12 Kasım 2020 Perşembe

Kaç Para Kaç


"Dünyadaki insanların yarısı günde iki dolardan daha azıyla yaşıyor. Tam bir buçuk milyar insan aç uyuyor.  Nüfusun dörtte biri temiz bir bardak su içemiyor. Her dakika bir kadın çocuk doğururken ölüyor"

Reha Erdem'in yüklü miktarda para bulmasıyla küçük hayatları değişen orta sınıf bir Türk ailesini odağına aldığı festival yıldızı filmi Kaç Para Kaç, kentli toplumda iktidarı elinde bulunduran, asosyal, ailesine düşkün gibi duran Selim'in hikâyesini ustalıkla anlatıyor.

Paranın insanları (muhafazakâr-seküler olsun fark etmez) nasıl yozlaştırdığını Sait Faik öyküsü tadında anlatan Erdem'in filmi, hikâyesi ve karakter gelişimi açısından oldukça tatmin edici. Selim karakterinin Kafkavari dönüşümünü oldukça iyi yansıtan Taner Birsel'in 21. İstanbul Film Festivali'nde "En İyi Erkek Oyuncu" ödülünü de layık görüldüğünü hatırlatalım. (1998 senesi)

Reha Erdem'in yarattığı dünya aslında günümüz insanının da bir panaromasını çıkarıyor. Eskiden kutsal sayılan bilgiydi, insanlık bilgiyi arıyordu. Ancak günümüzde hele ki gelişmiş ülkelerin büyük şehirlerinde insanlar için tek bir maddenin kıymeti var; para. Bilgi mazide hikmet para da oldu artık. 

Reha Erdem'in filmde Selim karakteri üzerinden yarattığı evrende, dışlanmışlıktan kaynaklanan yabancılaşma, (Selim'in ailesine, çocuklarına, çevresine hatta yanında çalıştırdığı dürüst çırağına) karakterin paranın yüküyle birlikte yaşadığı daraltıcı girdap, bireysel olarak sıkışmışlık hissi, yalan, çok fazla yalan söylemesi şu an içinde bulunduğumuz dünyanın da modern bir benzetmesi değil mi? 

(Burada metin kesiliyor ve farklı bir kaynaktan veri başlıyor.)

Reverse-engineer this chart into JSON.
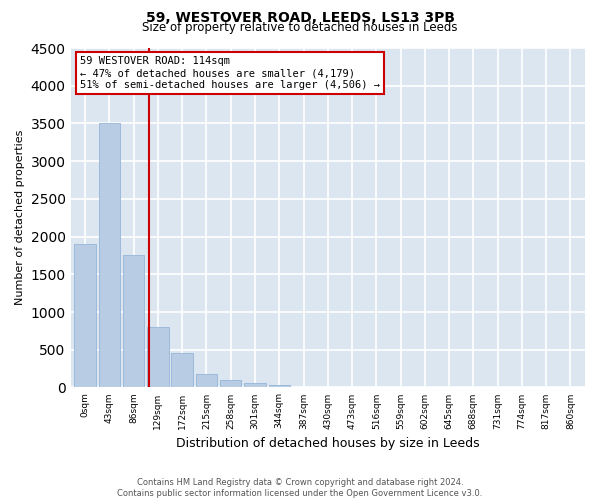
{
  "title": "59, WESTOVER ROAD, LEEDS, LS13 3PB",
  "subtitle": "Size of property relative to detached houses in Leeds",
  "xlabel": "Distribution of detached houses by size in Leeds",
  "ylabel": "Number of detached properties",
  "bar_color": "#b8cce4",
  "bar_edge_color": "#8aaed4",
  "background_color": "#dce6f0",
  "grid_color": "#ffffff",
  "bin_labels": [
    "0sqm",
    "43sqm",
    "86sqm",
    "129sqm",
    "172sqm",
    "215sqm",
    "258sqm",
    "301sqm",
    "344sqm",
    "387sqm",
    "430sqm",
    "473sqm",
    "516sqm",
    "559sqm",
    "602sqm",
    "645sqm",
    "688sqm",
    "731sqm",
    "774sqm",
    "817sqm",
    "860sqm"
  ],
  "bar_values": [
    1900,
    3500,
    1750,
    800,
    450,
    175,
    100,
    60,
    30,
    10,
    5,
    2,
    0,
    0,
    0,
    0,
    0,
    0,
    0,
    0,
    0
  ],
  "red_line_color": "#cc0000",
  "property_label": "59 WESTOVER ROAD: 114sqm",
  "annotation_line1": "← 47% of detached houses are smaller (4,179)",
  "annotation_line2": "51% of semi-detached houses are larger (4,506) →",
  "ylim": [
    0,
    4500
  ],
  "yticks": [
    0,
    500,
    1000,
    1500,
    2000,
    2500,
    3000,
    3500,
    4000,
    4500
  ],
  "property_size": 114,
  "bin_size": 43,
  "footer_line1": "Contains HM Land Registry data © Crown copyright and database right 2024.",
  "footer_line2": "Contains public sector information licensed under the Open Government Licence v3.0."
}
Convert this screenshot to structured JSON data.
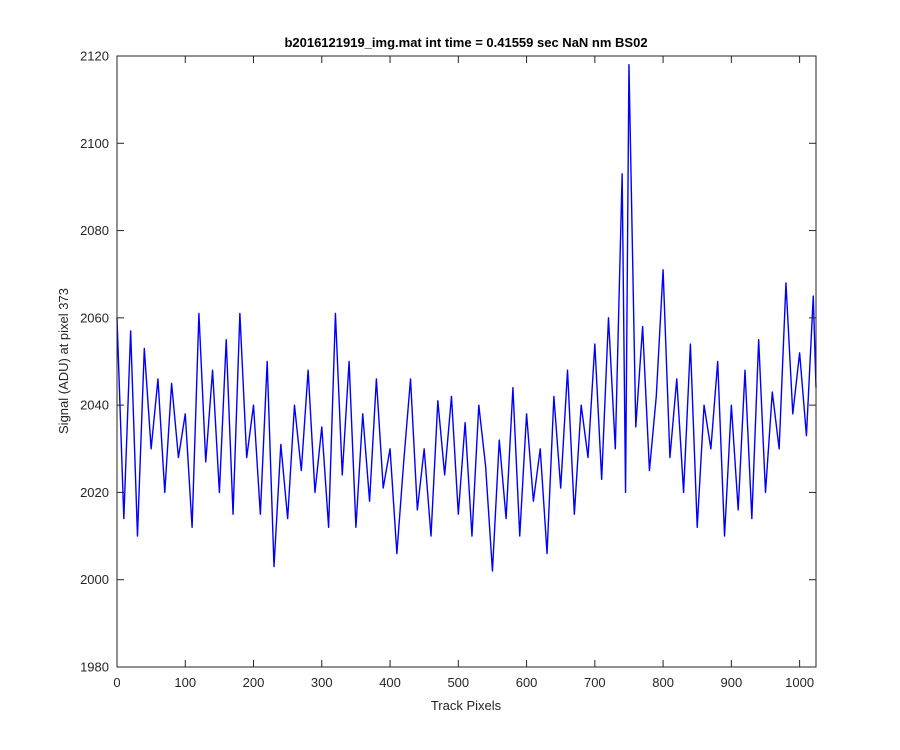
{
  "chart_data": {
    "type": "line",
    "title": "b2016121919_img.mat int time = 0.41559 sec  NaN nm BS02",
    "xlabel": "Track Pixels",
    "ylabel": "Signal (ADU) at pixel 373",
    "xlim": [
      0,
      1024
    ],
    "ylim": [
      1980,
      2120
    ],
    "xticks": [
      0,
      100,
      200,
      300,
      400,
      500,
      600,
      700,
      800,
      900,
      1000
    ],
    "yticks": [
      1980,
      2000,
      2020,
      2040,
      2060,
      2080,
      2100,
      2120
    ],
    "grid": false,
    "line_color": "#0000FF",
    "series": [
      {
        "x": [
          0,
          10,
          20,
          30,
          40,
          50,
          60,
          70,
          80,
          90,
          100,
          110,
          120,
          130,
          140,
          150,
          160,
          170,
          180,
          190,
          200,
          210,
          220,
          230,
          240,
          250,
          260,
          270,
          280,
          290,
          300,
          310,
          320,
          330,
          340,
          350,
          360,
          370,
          380,
          390,
          400,
          410,
          420,
          430,
          440,
          450,
          460,
          470,
          480,
          490,
          500,
          510,
          520,
          530,
          540,
          550,
          560,
          570,
          580,
          590,
          600,
          610,
          620,
          630,
          640,
          650,
          660,
          670,
          680,
          690,
          700,
          710,
          720,
          730,
          740,
          745,
          750,
          760,
          770,
          780,
          790,
          800,
          810,
          820,
          830,
          840,
          850,
          860,
          870,
          880,
          890,
          900,
          910,
          920,
          930,
          940,
          950,
          960,
          970,
          980,
          990,
          1000,
          1010,
          1020,
          1024
        ],
        "y": [
          2060,
          2014,
          2057,
          2010,
          2053,
          2030,
          2046,
          2020,
          2045,
          2028,
          2038,
          2012,
          2061,
          2027,
          2048,
          2020,
          2055,
          2015,
          2061,
          2028,
          2040,
          2015,
          2050,
          2003,
          2031,
          2014,
          2040,
          2025,
          2048,
          2020,
          2035,
          2012,
          2061,
          2024,
          2050,
          2012,
          2038,
          2018,
          2046,
          2021,
          2030,
          2006,
          2027,
          2046,
          2016,
          2030,
          2010,
          2041,
          2024,
          2042,
          2015,
          2036,
          2010,
          2040,
          2026,
          2002,
          2032,
          2014,
          2044,
          2010,
          2038,
          2018,
          2030,
          2006,
          2042,
          2021,
          2048,
          2015,
          2040,
          2028,
          2054,
          2023,
          2060,
          2030,
          2093,
          2020,
          2118,
          2035,
          2058,
          2025,
          2042,
          2071,
          2028,
          2046,
          2020,
          2054,
          2012,
          2040,
          2030,
          2050,
          2010,
          2040,
          2016,
          2048,
          2014,
          2055,
          2020,
          2043,
          2030,
          2068,
          2038,
          2052,
          2033,
          2065,
          2044
        ]
      }
    ]
  }
}
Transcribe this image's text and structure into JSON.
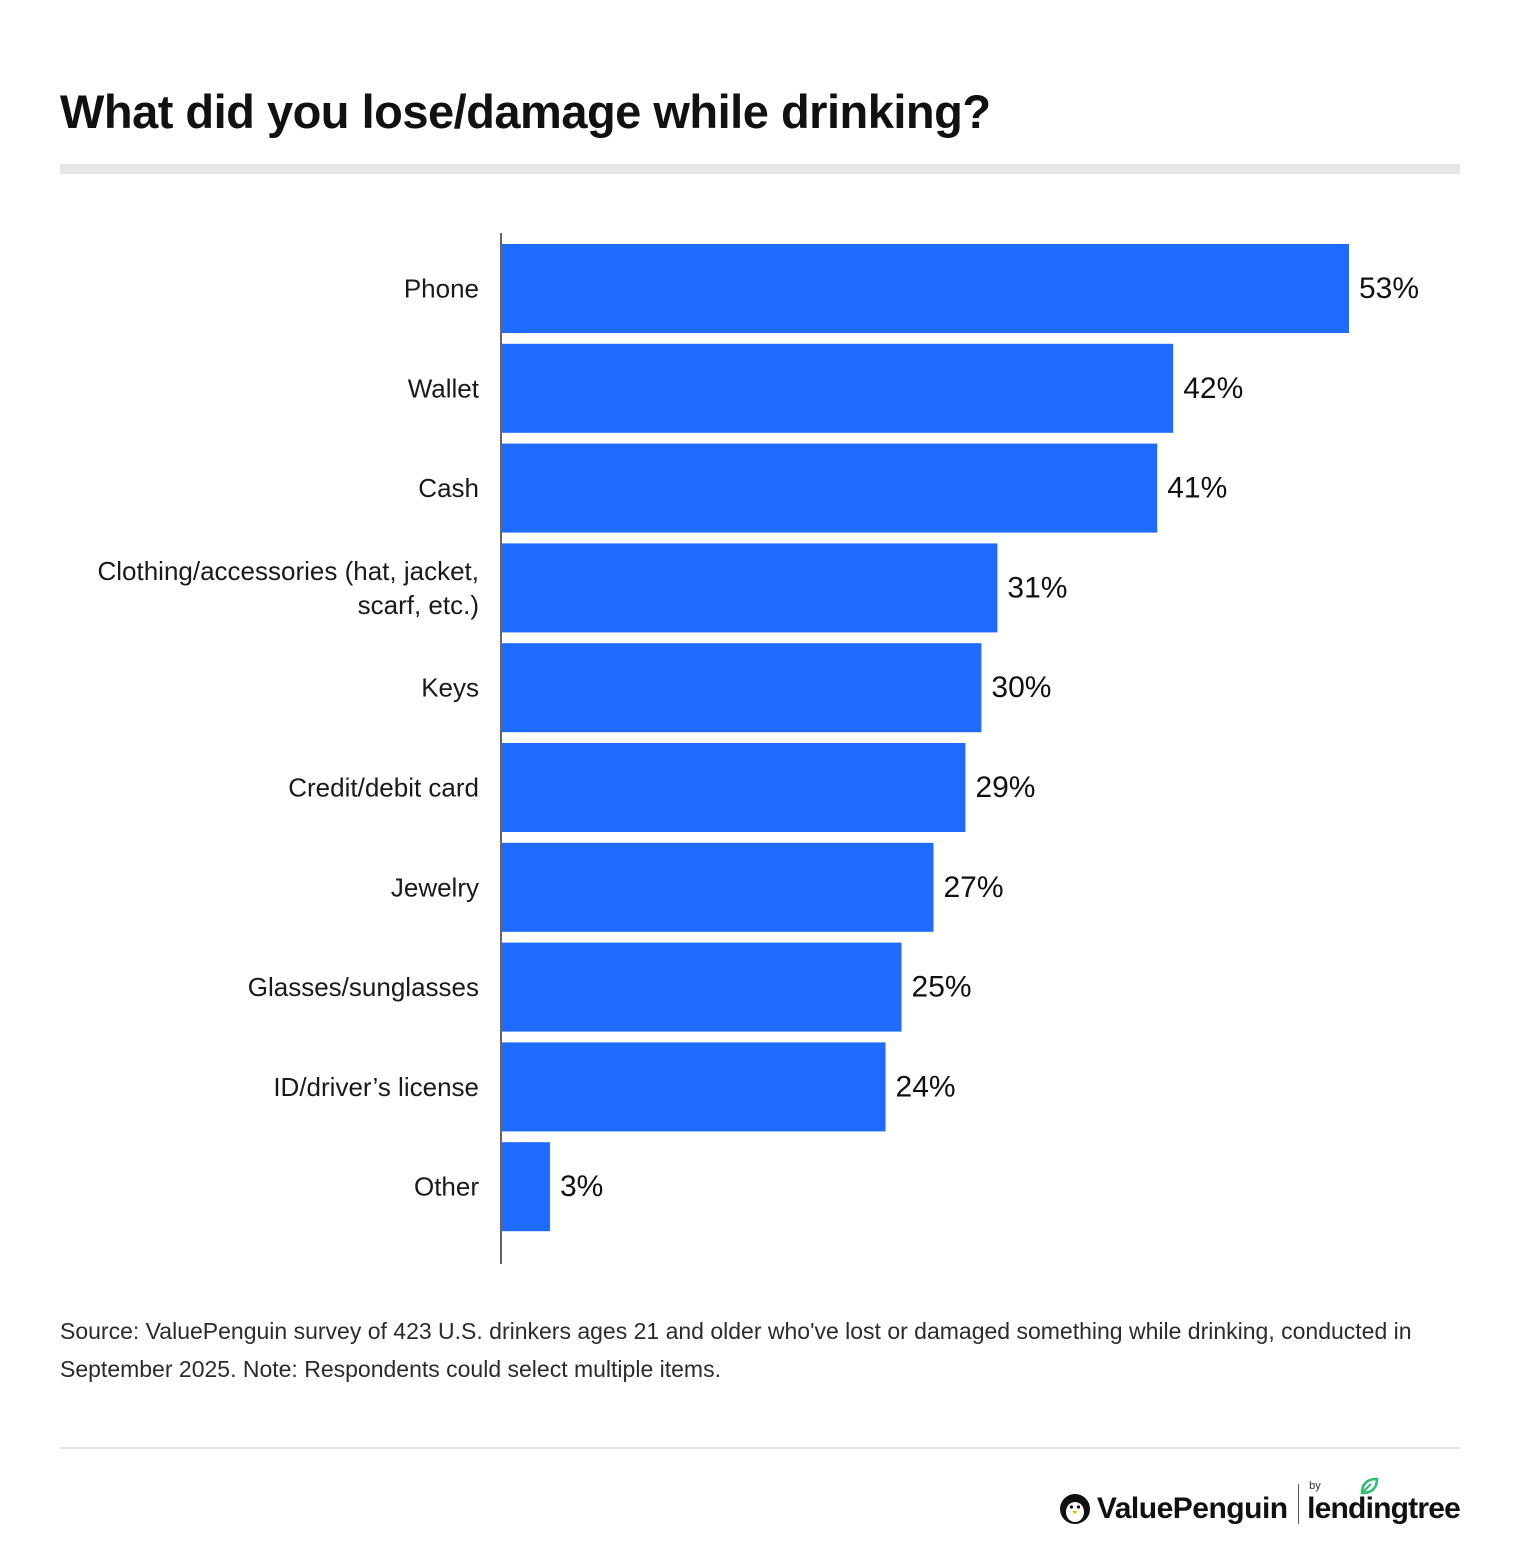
{
  "chart_data": {
    "type": "bar",
    "orientation": "horizontal",
    "title": "What did you lose/damage while drinking?",
    "categories": [
      [
        "Phone"
      ],
      [
        "Wallet"
      ],
      [
        "Cash"
      ],
      [
        "Clothing/accessories (hat, jacket,",
        "scarf, etc.)"
      ],
      [
        "Keys"
      ],
      [
        "Credit/debit card"
      ],
      [
        "Jewelry"
      ],
      [
        "Glasses/sunglasses"
      ],
      [
        "ID/driver’s license"
      ],
      [
        "Other"
      ]
    ],
    "values": [
      53,
      42,
      41,
      31,
      30,
      29,
      27,
      25,
      24,
      3
    ],
    "value_labels": [
      "53%",
      "42%",
      "41%",
      "31%",
      "30%",
      "29%",
      "27%",
      "25%",
      "24%",
      "3%"
    ],
    "unit": "%",
    "xlim": [
      0,
      53
    ],
    "grid": false,
    "legend": "none",
    "bar_color": "#1f6bff"
  },
  "source_note": "Source: ValuePenguin survey of 423 U.S. drinkers ages 21 and older who've lost or damaged something while drinking, conducted in September 2025. Note: Respondents could select multiple items.",
  "brand": {
    "valuepenguin": "ValuePenguin",
    "by": "by",
    "lendingtree": "lendingtree",
    "penguin_icon": "penguin-icon",
    "leaf_icon": "leaf-icon"
  }
}
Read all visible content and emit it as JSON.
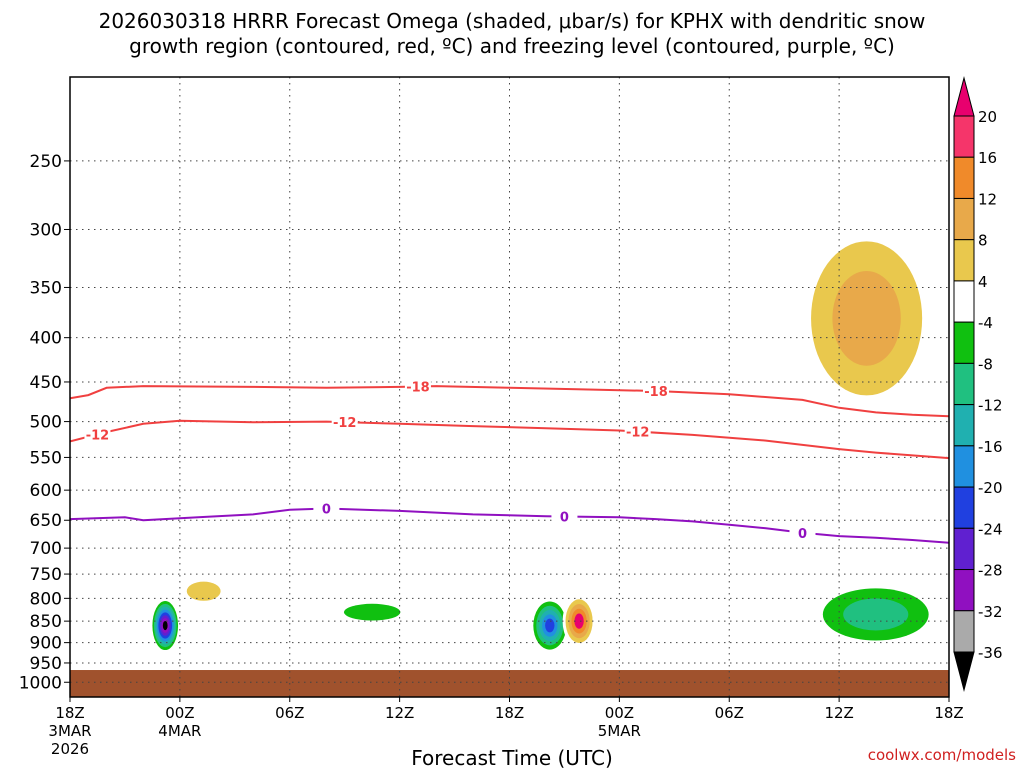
{
  "chart_data": {
    "type": "heatmap",
    "title_line1": "2026030318 HRRR Forecast Omega (shaded, μbar/s) for KPHX with dendritic snow",
    "title_line2": "growth region (contoured, red, ºC) and freezing level (contoured, purple, ºC)",
    "xlabel": "Forecast Time (UTC)",
    "ylabel": "",
    "credit": "coolwx.com/models",
    "x_range_hours": [
      0,
      48
    ],
    "pressure_range_hPa": [
      200,
      1040
    ],
    "x_ticks": [
      {
        "hour": 0,
        "label": "18Z",
        "sub1": "3MAR",
        "sub2": "2026"
      },
      {
        "hour": 6,
        "label": "00Z",
        "sub1": "4MAR",
        "sub2": ""
      },
      {
        "hour": 12,
        "label": "06Z",
        "sub1": "",
        "sub2": ""
      },
      {
        "hour": 18,
        "label": "12Z",
        "sub1": "",
        "sub2": ""
      },
      {
        "hour": 24,
        "label": "18Z",
        "sub1": "",
        "sub2": ""
      },
      {
        "hour": 30,
        "label": "00Z",
        "sub1": "5MAR",
        "sub2": ""
      },
      {
        "hour": 36,
        "label": "06Z",
        "sub1": "",
        "sub2": ""
      },
      {
        "hour": 42,
        "label": "12Z",
        "sub1": "",
        "sub2": ""
      },
      {
        "hour": 48,
        "label": "18Z",
        "sub1": "",
        "sub2": ""
      }
    ],
    "y_ticks": [
      {
        "p": 250,
        "label": "250"
      },
      {
        "p": 300,
        "label": "300"
      },
      {
        "p": 350,
        "label": "350"
      },
      {
        "p": 400,
        "label": "400"
      },
      {
        "p": 450,
        "label": "450"
      },
      {
        "p": 500,
        "label": "500"
      },
      {
        "p": 550,
        "label": "550"
      },
      {
        "p": 600,
        "label": "600"
      },
      {
        "p": 650,
        "label": "650"
      },
      {
        "p": 700,
        "label": "700"
      },
      {
        "p": 750,
        "label": "750"
      },
      {
        "p": 800,
        "label": "800"
      },
      {
        "p": 850,
        "label": "850"
      },
      {
        "p": 900,
        "label": "900"
      },
      {
        "p": 950,
        "label": "950"
      },
      {
        "p": 1000,
        "label": "1000"
      }
    ],
    "surface_pressure_hPa": 968,
    "surface_color": "#a0522d",
    "colorbar": {
      "labels": [
        "20",
        "16",
        "12",
        "8",
        "4",
        "-4",
        "-8",
        "-12",
        "-16",
        "-20",
        "-24",
        "-28",
        "-32",
        "-36"
      ],
      "colors": [
        "#f5356a",
        "#f08a2a",
        "#e8a94a",
        "#e9c84d",
        "#ffffff",
        "#10c010",
        "#20c080",
        "#20b0b0",
        "#2090e0",
        "#2040e0",
        "#6020d0",
        "#9010c0",
        "#aaaaaa"
      ],
      "top_color": "#e8006e",
      "bottom_color": "#000000"
    },
    "contours": [
      {
        "name": "dgz-minus18",
        "level_label": "-18",
        "color": "#f04040",
        "points": [
          [
            0,
            470
          ],
          [
            1,
            466
          ],
          [
            2,
            457
          ],
          [
            4,
            455
          ],
          [
            10,
            456
          ],
          [
            14,
            457
          ],
          [
            18,
            456
          ],
          [
            20,
            455
          ],
          [
            24,
            457
          ],
          [
            28,
            459
          ],
          [
            32,
            461
          ],
          [
            36,
            465
          ],
          [
            40,
            472
          ],
          [
            42,
            482
          ],
          [
            44,
            488
          ],
          [
            46,
            491
          ],
          [
            48,
            493
          ]
        ],
        "label_hours": [
          19,
          32
        ]
      },
      {
        "name": "dgz-minus12",
        "level_label": "-12",
        "color": "#f04040",
        "points": [
          [
            0,
            527
          ],
          [
            2,
            514
          ],
          [
            4,
            503
          ],
          [
            6,
            499
          ],
          [
            10,
            501
          ],
          [
            14,
            500
          ],
          [
            18,
            503
          ],
          [
            22,
            506
          ],
          [
            26,
            509
          ],
          [
            30,
            512
          ],
          [
            34,
            518
          ],
          [
            38,
            526
          ],
          [
            40,
            532
          ],
          [
            42,
            538
          ],
          [
            44,
            543
          ],
          [
            46,
            547
          ],
          [
            48,
            551
          ]
        ],
        "label_hours": [
          1.5,
          15,
          31
        ]
      },
      {
        "name": "freezing-level-0",
        "level_label": "0",
        "color": "#9010c0",
        "points": [
          [
            0,
            648
          ],
          [
            3,
            645
          ],
          [
            4,
            650
          ],
          [
            7,
            645
          ],
          [
            10,
            640
          ],
          [
            12,
            632
          ],
          [
            14,
            630
          ],
          [
            16,
            632
          ],
          [
            18,
            634
          ],
          [
            22,
            640
          ],
          [
            26,
            643
          ],
          [
            30,
            645
          ],
          [
            32,
            648
          ],
          [
            34,
            652
          ],
          [
            36,
            658
          ],
          [
            38,
            664
          ],
          [
            40,
            672
          ],
          [
            42,
            678
          ],
          [
            44,
            681
          ],
          [
            46,
            685
          ],
          [
            48,
            690
          ]
        ],
        "label_hours": [
          14,
          27,
          40
        ]
      }
    ],
    "omega_features": [
      {
        "name": "neg-core-a",
        "center": [
          5.2,
          860
        ],
        "rx": 0.7,
        "ry": 112,
        "levels": [
          -8,
          -12,
          -16,
          -20,
          -24,
          -28,
          -32,
          -36
        ]
      },
      {
        "name": "pos-a",
        "center": [
          7.3,
          785
        ],
        "rx": 1.5,
        "ry": 65,
        "levels": [
          4,
          8
        ]
      },
      {
        "name": "pos-lowleft",
        "center": [
          2.3,
          760
        ],
        "rx": 2.1,
        "ry": 170,
        "levels": [
          4
        ]
      },
      {
        "name": "pos-tall",
        "center": [
          9.7,
          440
        ],
        "rx": 1.6,
        "ry": 230,
        "levels": [
          4
        ]
      },
      {
        "name": "pos-top-left",
        "center": [
          4.3,
          305
        ],
        "rx": 0.9,
        "ry": 70,
        "levels": [
          4
        ]
      },
      {
        "name": "neg-mid-left",
        "center": [
          16.5,
          830
        ],
        "rx": 2.5,
        "ry": 60,
        "levels": [
          -4,
          -8
        ]
      },
      {
        "name": "neg-mid-2",
        "center": [
          21.3,
          815
        ],
        "rx": 1.5,
        "ry": 45,
        "levels": [
          -4
        ]
      },
      {
        "name": "neg-core-b",
        "center": [
          26.2,
          860
        ],
        "rx": 0.9,
        "ry": 110,
        "levels": [
          -8,
          -12,
          -16,
          -20,
          -24
        ]
      },
      {
        "name": "pos-core-b",
        "center": [
          27.8,
          850
        ],
        "rx": 0.9,
        "ry": 120,
        "levels": [
          4,
          8,
          12,
          16,
          20
        ]
      },
      {
        "name": "neg-upper-b",
        "center": [
          28.8,
          380
        ],
        "rx": 1.1,
        "ry": 190,
        "levels": [
          -4
        ]
      },
      {
        "name": "pos-right-upper",
        "center": [
          43.5,
          380
        ],
        "rx": 4.2,
        "ry": 210,
        "levels": [
          4,
          8,
          12
        ]
      },
      {
        "name": "neg-right-low",
        "center": [
          44.0,
          835
        ],
        "rx": 4.0,
        "ry": 160,
        "levels": [
          -4,
          -8,
          -12
        ]
      }
    ]
  }
}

Kaç Para Kaç, yönetmenin sinematografisindeki en başarılı yapımlardan. Yakın durmanızı şiddetle öneririm.

8 Kasım 2020 Pazar

Korku

Yarı çocuk kalbimde korku, kapıya yaklaştıkça büyüyor. (Yusuf Ziya Ortaçgil)

Kişinin ruhu bile duymadan, içten içe gelen bir histir korku. Ekseriyetle insan bünyesinde kendini alttan gelen ılık bir sıvıyla belli eder. Benzer durum hayvan dostlarımız için de geçerlidir.

Korkunun beslendiği şey, umutsuzluktur. İnsan aklını esir alır, kalbini karartır, damarlarını tıkar, köreltir. Böylece korku girdabına girer insan, çaresizce huzursuzluğu kabullenir. Korku içten içe büyür, sabahın huzur verici ilk ışıklarının yansıması bile korkan bünye için, bezgin bir güneşten ibarettir.

Sosyal Darwincilere göre korku en ilkel dürtümüzdür. Belki de insan farkında olmadan hayatta yaptığı ya da yapacağı tüm eylemler bu duygu -sayesinde-yüzünden yapıyor. 

Üvey kardeşi de vardır korkunun, endişe. Hemen ardından gelir. Sizin yakanızı bırakmaz, kene gibi yapışır. Peşinden uzaklaşmasını istedikçe size saldırmaya devam eder.  Kimi aşkta bulur korkuyu kimi sevgide kimi sokakta kimi denizde kimi de evinde...

Orhan Asena'nın mesela, müthiş bir tiyatro kitabı vardır "korku"yu anlattığı, artık sadece sahaflarda bulunabilen... 

4 Kasım 2020 Çarşamba

Ölüm ritüelleri

2014 yılında Danimarka'da ilginç bir cenaze törenine şahit olmuştum. Ölünün küçük bir tekne üzerine bırakılıp yakılarak denize salınması, bu tip bir cenaze töreninin 21. yüzyılda yapılabilmesi beni çok şaşırtmıştı. Bundan sonra biraz geriye doğru dönük araştırdığımda ölü gömmenin çok ilginç ritüel ve inanışlarla yapıldığını fark ettim.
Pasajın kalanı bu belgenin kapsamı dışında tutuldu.